Labor Day Hot Air Balloon Festival features US Olympians soaring over Colorado Springs | Local News

Taking a lift in a hot air balloon on Labor Day was “much scarier” for blind judoka Liana Mutia than competing for Team USA at the Paralympic Games in Tokyo last month.

“I’m all about new experiences,” the 22-year-old Colorado Springs resident said before jumping in a balloon gondola, or basket, Monday at Memorial Park.

She put aside her fear of heights for a leisurely journey through the gaping city.

Like the Paralympic Games, Mutia’s race was “both overwhelming and exhilarating”, she said.

The sun rose in tandem with a record 78 balloons that participated in the 45th annual Labor Day liftoff.

After last year’s truncated event due to the COVID pandemic, the tradition’s return drew some 25,000 people each long weekend morning and around 50,000 by evening balloon glow, estimates organizers.

ALSO: Your chance to win by entering The Gazette’s Labor Day Lift Off Photo Contest

“I’ve never seen anything like it before,” marveled Laura Aguilar, who lives near Denver. She and her family woke up at 4 a.m. to arrive in the dark to, for the first time, see the action.

“Worth it,” she said, gazing up at the sky, where glowing shapes occasionally appeared parked in the still air.






Day 2 of Labor Day takeoff on Sunday, September 5, 2021. (Photo by Jerilee Bennett, The Gazette)




Monday’s weather was perfect, said pilot Tom Steinbock of Crestwood, Ky. His company, Cartoon Hot Air Balloons, travels across the country to entertain crowds with giant balloons shaped like a yellow bird and a cat named Puddy. .

“It was one of the best events of the year,” he said. “The people, the crowds are great, the mountains in the background. … I think it’s even better than Albuquerque.

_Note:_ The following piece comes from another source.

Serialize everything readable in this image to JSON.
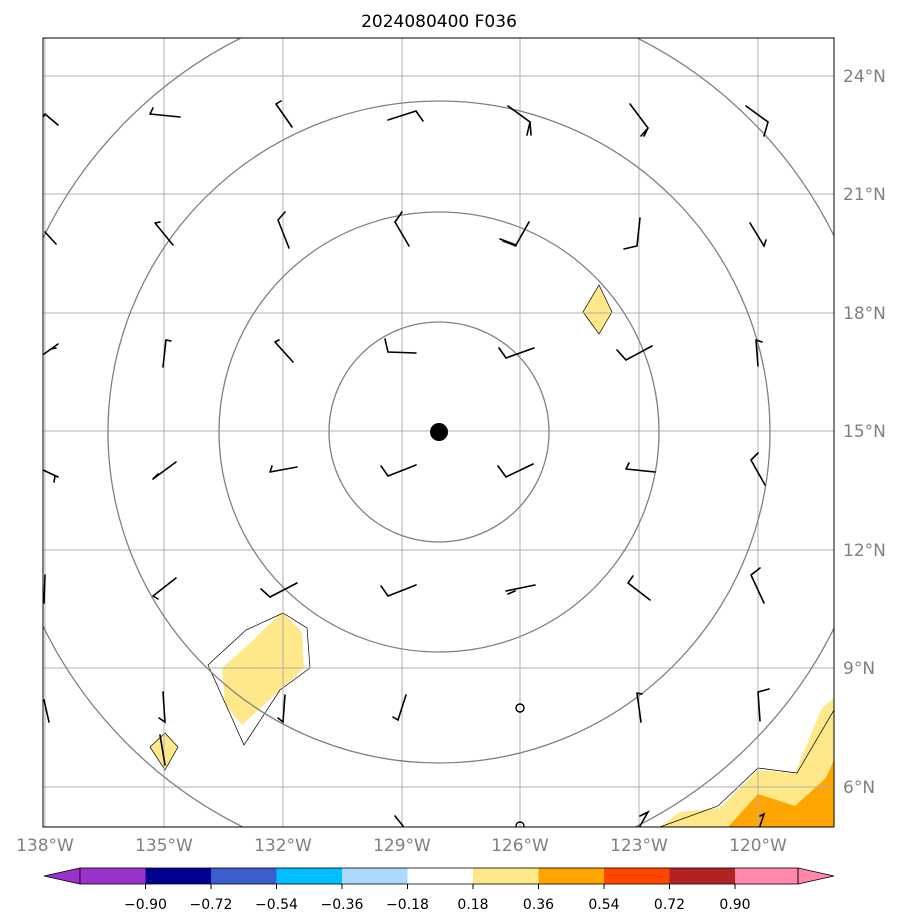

The New Mexico city hosts the largest hot air balloon event in the world, the Albuquerque International Balloon Fiesta, every October.

Colorado Springs weather cooperated on all three days this year, allowing balloons to lift off and dip their baskets into nearby Prospect Lake before racing away.

But on Monday, they rose majestically above the eastern plains just for fun.

Colorado Springs resident Alyce Stas cycled to the park. She first participated five years ago.

“It’s just as amazing today,” she said. “It’s exciting to see them inflate and take off. I also like to hear all the information about hot air balloons.

Things like how the hot air forced into the opening causes the balloon to rise, and when the air inside cools, they return to Earth. They are also federally registered aircraft and must adhere to strict safety rules in the air and on the ground.

Mutia was one of 10 Olympians who rode the balloon on Monday, which has been dubbed Military Appreciation Day and Olympians Welcome Day.

Colorado Springs Mayor John Suthers told the crowd that 295 U.S. Olympians and Paralympians who competed at the Tokyo Games have lived in Colorado Springs while training, and some are permanent residents.

“It’s a tradition that’s part of our city’s DNA,” he said of the hot air balloon festival.

Track cycling gold medalist Jennifer Valente signed autographs for a long line of fans. A student at the University of Colorado at Colorado Springs, Valente said she had attended the festival once before.

“It was awesome,” she said, adding that she appreciated the city “to do something special for the Olympians” at this year’s event.